Antoine Bauza

Repos

2〜7人
45分

世界の七不思議

駿河屋で購入 駿河屋で購入 駿河屋で購入
"世界の七不思議"といえば、「ギザのピラミッド」「ロードスの巨人像」「アレクサンドリアの灯台」「エフィソスのアルテミス神殿」「バビロンの空中庭園」「オリンピアのゼウス像」「ハリカルナッソスのマウソロス霊廟」の7つ。

現存するのはギザのピラミッドのみだが、いずれも古代世界で威容を誇った名建築だ。プレイヤーは3つの時代にまたがって、自分の担当する都市を発展させていくことが目的となる。時代ごとに対応する7枚のカードを受け取って、1枚選んで左に渡し、また右から回ってきたカードから1枚選んで左隣に渡す。

これをを繰り返してカードの山を作っていく。カードを選び終わったら、プレイヤーは同時にカードを公開してアクションを実行。建物を立て、文明を獲得し、七不思議を発展させていく。各時代の最後には隣のプレイヤーを軍事力で屈服させることも可能だ。「30分で終わると」いうお手軽さ、簡単なルールでありながら文明の興亡という壮大なテーマを扱った傑作!

プレイ感

2011年に設立されたドイツゲーム大賞エキスパート賞を受賞した。発表以来、エッセンなどで人気が沸騰していたが、なかなかやる機会がなくてようやく遊ぶ事が出来た。メンバーはmia、ロー、OEC、タメラ、オビ湾の6人である。ルールを読んでもいまいちよう解らんかったので、タメラにルール説明をして貰った。わしとmia以外、全員、経験者である。

わし「これ、ごっつおもろいんちゃうの?」
タメラ「うーん…」
わし「え? うーん?? な、オビ湾、おもろいんやろ?」
オビ湾「うーん…まあ、面白いですかねえ?」
わし「だって、話題になってるしエキスパート賞も取ってるのに、どっちかつうたらおもろい程度なん?」
タメラ「うーん…、まあ、やってみましょう」

と全員やたらと歯切れが悪い。ローなんかはやったと思うけど、覚えてないという。そんなレベルなん? さてどうなるのか。

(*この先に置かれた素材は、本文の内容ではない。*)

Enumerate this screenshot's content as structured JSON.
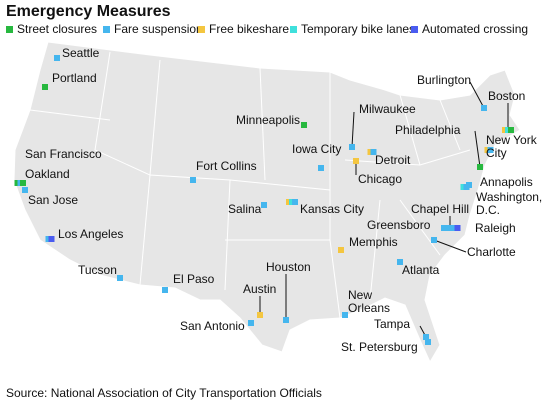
{
  "header": {
    "title": "Emergency Measures"
  },
  "legend": [
    {
      "label": "Street closures",
      "color": "#27b83f"
    },
    {
      "label": "Fare suspension",
      "color": "#45b6ee"
    },
    {
      "label": "Free bikeshare",
      "color": "#f4c640"
    },
    {
      "label": "Temporary bike lanes",
      "color": "#3fe0dc"
    },
    {
      "label": "Automated crossing",
      "color": "#4a5cf0"
    }
  ],
  "cities": [
    {
      "label": [
        "Seattle"
      ],
      "measures": [
        1
      ]
    },
    {
      "label": [
        "Portland"
      ],
      "measures": [
        0
      ]
    },
    {
      "label": [
        "San Francisco"
      ],
      "measures": [
        0,
        1
      ]
    },
    {
      "label": [
        "Oakland"
      ],
      "measures": [
        0
      ]
    },
    {
      "label": [
        "San Jose"
      ],
      "measures": [
        1
      ]
    },
    {
      "label": [
        "Los Angeles"
      ],
      "measures": [
        1,
        4
      ]
    },
    {
      "label": [
        "Tucson"
      ],
      "measures": [
        1
      ]
    },
    {
      "label": [
        "El Paso"
      ],
      "measures": [
        1
      ]
    },
    {
      "label": [
        "Fort Collins"
      ],
      "measures": [
        1
      ]
    },
    {
      "label": [
        "Salina"
      ],
      "measures": [
        1
      ]
    },
    {
      "label": [
        "Kansas City"
      ],
      "measures": [
        2,
        3,
        1
      ]
    },
    {
      "label": [
        "Minneapolis"
      ],
      "measures": [
        0
      ]
    },
    {
      "label": [
        "Milwaukee"
      ],
      "measures": [
        1
      ]
    },
    {
      "label": [
        "Iowa City"
      ],
      "measures": [
        1
      ]
    },
    {
      "label": [
        "Chicago"
      ],
      "measures": [
        2
      ]
    },
    {
      "label": [
        "Detroit"
      ],
      "measures": [
        2,
        1
      ]
    },
    {
      "label": [
        "Houston"
      ],
      "measures": [
        1
      ]
    },
    {
      "label": [
        "Austin"
      ],
      "measures": [
        2
      ]
    },
    {
      "label": [
        "San Antonio"
      ],
      "measures": [
        1
      ]
    },
    {
      "label": [
        "New",
        "Orleans"
      ],
      "measures": [
        1
      ]
    },
    {
      "label": [
        "Memphis"
      ],
      "measures": [
        2
      ]
    },
    {
      "label": [
        "Atlanta"
      ],
      "measures": [
        1
      ]
    },
    {
      "label": [
        "Tampa"
      ],
      "measures": [
        1
      ]
    },
    {
      "label": [
        "St. Petersburg"
      ],
      "measures": [
        1
      ]
    },
    {
      "label": [
        "Charlotte"
      ],
      "measures": [
        1
      ]
    },
    {
      "label": [
        "Raleigh"
      ],
      "measures": [
        1,
        4
      ]
    },
    {
      "label": [
        "Greensboro"
      ],
      "measures": [
        1
      ]
    },
    {
      "label": [
        "Chapel Hill"
      ],
      "measures": [
        1
      ]
    },
    {
      "label": [
        "Washington,",
        "D.C."
      ],
      "measures": [
        3,
        1
      ]
    },
    {
      "label": [
        "Annapolis"
      ],
      "measures": [
        1
      ]
    },
    {
      "label": [
        "Philadelphia"
      ],
      "measures": [
        0
      ]
    },
    {
      "label": [
        "New York",
        "City"
      ],
      "measures": [
        2,
        1
      ]
    },
    {
      "label": [
        "Boston"
      ],
      "measures": [
        2,
        3,
        0
      ]
    },
    {
      "label": [
        "Burlington"
      ],
      "measures": [
        1
      ]
    }
  ],
  "source": "Source: National Association of City Transportation Officials"
}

7枚のカードが配られる。各自、その中から1枚選んで同時に出す。カードにはコストと建てた事による効果が描かれている。コストが必要なカードはそれを支払わなければ出す事は出来ない。で、残ったカードを時計回りに廻す。同じように1枚選んで出す。廻す。これの繰り返し。最後は2枚中から1枚出して終わり。残った1枚は捨て札となり、1ラウンド終了して得点計算。これを3ラウンド繰り返して最後に一番得点が高いプレイヤーが勝つ。そうそう、2ラウンド目は反時計回りに廻す。

早い話、マジックザギャザリングであったブースタードラフトそのものである。


カードを1枚選んで残りは左隣に回す。カードはその効果によって色分けされている。序盤のカードはコスト不要なのばかりだ。

最初にそれぞれ不思議ボードをランダムに配る。その不思議を建築すれば不思議に応じた特典が得られる。

ロー「ギザのピラミッドか。じゃ、裏面使うかな」

オビ湾「あ、それ4段階あるんですよね」

普通、不思議は3段階で終わりだが、ギザだけは4段階となっている。表と裏で効果が違うので、それはプレイヤーの判断でどちらを使うか決めてよい。
基本の表面は、第2段階の効果が違うだけで、後は一緒なので、慣れてくると裏面を使うと良いだろう。

わし「あ、お前、戦争強いやんけ!」

わしの右隣のmiaはロードス島ボードで、軍事マークが付いてる。

オビ湾「あ、それ気をつけた方がいいですよ」

わし「これ強いんちゃうの」

オビ湾「強いです。まあ、対岸の火事ですけどね」

miaと3つ離れた場所のオビ湾にはてんで関係のない話だ。ローもわしから遠いので対岸の話なのだ。


出したカードはこのように何が出るかさえ解ればいいのでアイコン部分だけを出して重ねて置いておく。特に左の茶色と灰色は資源カードで重要なカードだ。不思議ボードは3段階あり、順番に建築していかねばならない。不思議を作る場合はプレイしたカード(どんなカードでもいい)を裏向けにしてボード下に入れる。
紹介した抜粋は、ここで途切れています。